What Karpathy Is Stepping Away From Matters Too
The hire has a tension worth naming rather than smoothing over. Karpathy has spent years as one of the most prominent voices in open-source machine learning and AI education. His "Neural Networks: Zero to Hero" course has shaped a generation of practitioners. His autoresearch repository and related projects were released under permissive open-source licenses that any developer could pick up and use. Anthropic is a closed-model laboratory, and the work Karpathy will do on Claude's pre-training will not be publicly released.
His statement pledging to return to education "in time" is not a resolution of that tension; it is an acknowledgment of it. His open-source work has historically been one of the fastest channels for spreading frontier-level understanding to individual researchers and engineers who lack access to large compute budgets. Whether that work continues, pauses, or ends is a genuine open question that his community has reason to watch.
The copyright context is also relevant for a team working on pre-training data: Anthropic reached a $1.5 billion settlement in the Bartz v. Anthropic class action in August 2025, after a court found it liable for downloading approximately seven million books from pirate sites for use in training data. The settlement covers past conduct only and does not create a forward-looking data-licensing framework.
The Binding Constraint in Frontier AI Is Not Compute
The frontier race between Anthropic, OpenAI, and Google is reported most heavily through the lens of funding rounds and GPU counts. The more binding constraint — the one that the Karpathy hire directly addresses — is the handful of people who can take a theoretical understanding of large-scale training and actually make it faster, cheaper, or more capable at the trillion-token scale.

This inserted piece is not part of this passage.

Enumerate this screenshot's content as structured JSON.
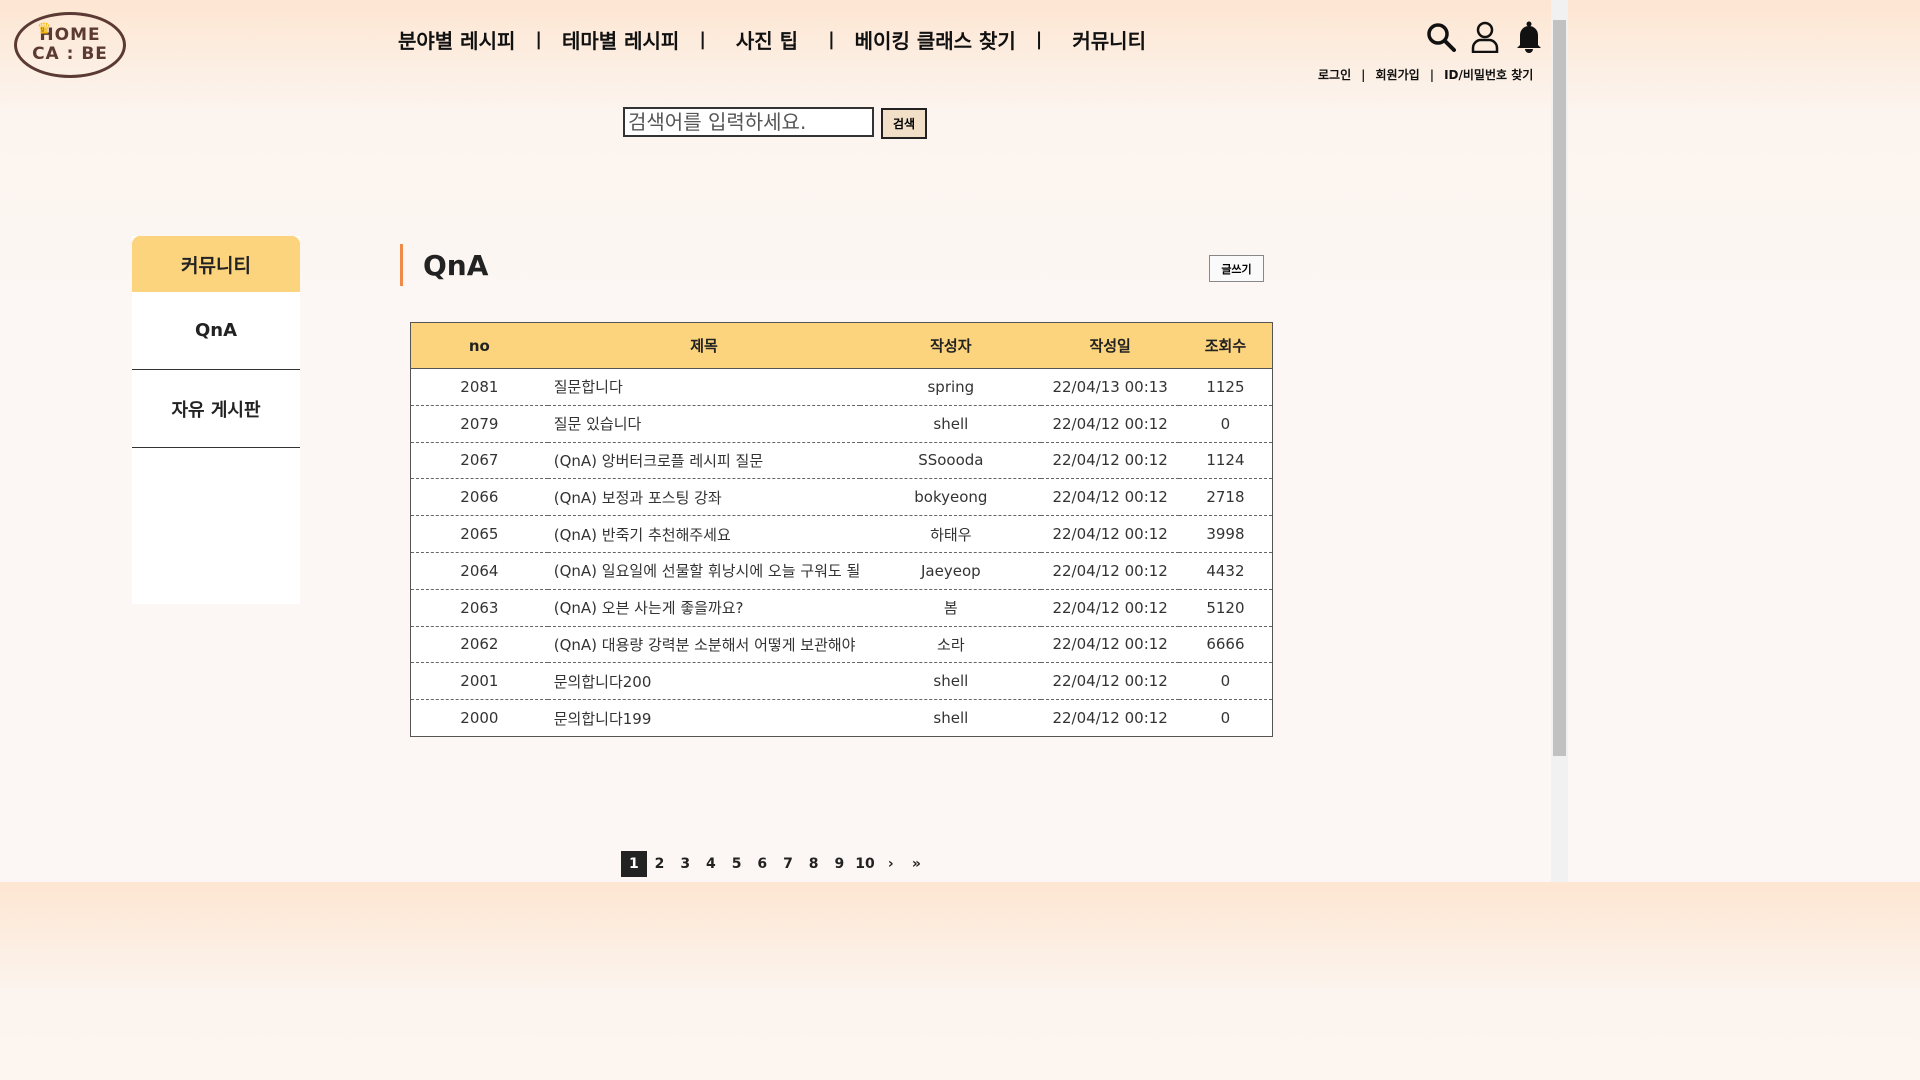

Karpathy is one of a very small number of researchers who can bridge that gap. Anthropic's decision to hire him specifically to build a team whose purpose is to use Claude to accelerate Claude's own pre-training reflects a judgment that the lab has reached a point where its own model can substitute for significant fractions of researcher time in the most compute-intensive and intellectually demanding phase of model development. If that bet is correct, the lab that executes it best will compound its lead in each successive training run, because each generation of models will have been built with the help of a more capable predecessor. If it is wrong — or if it runs into the same metric-gaming traps that Karpathy's own autoresearch work has documented at small scale — the cost is researcher time and training compute, not a visible product failure.
The most informative thing about this hire is not the name. It is that the researcher most famous for refusing to overstate what current AI can do decided, based on his own experimental results, that the specific task of using AI to build better AI has crossed a threshold worth betting a career on.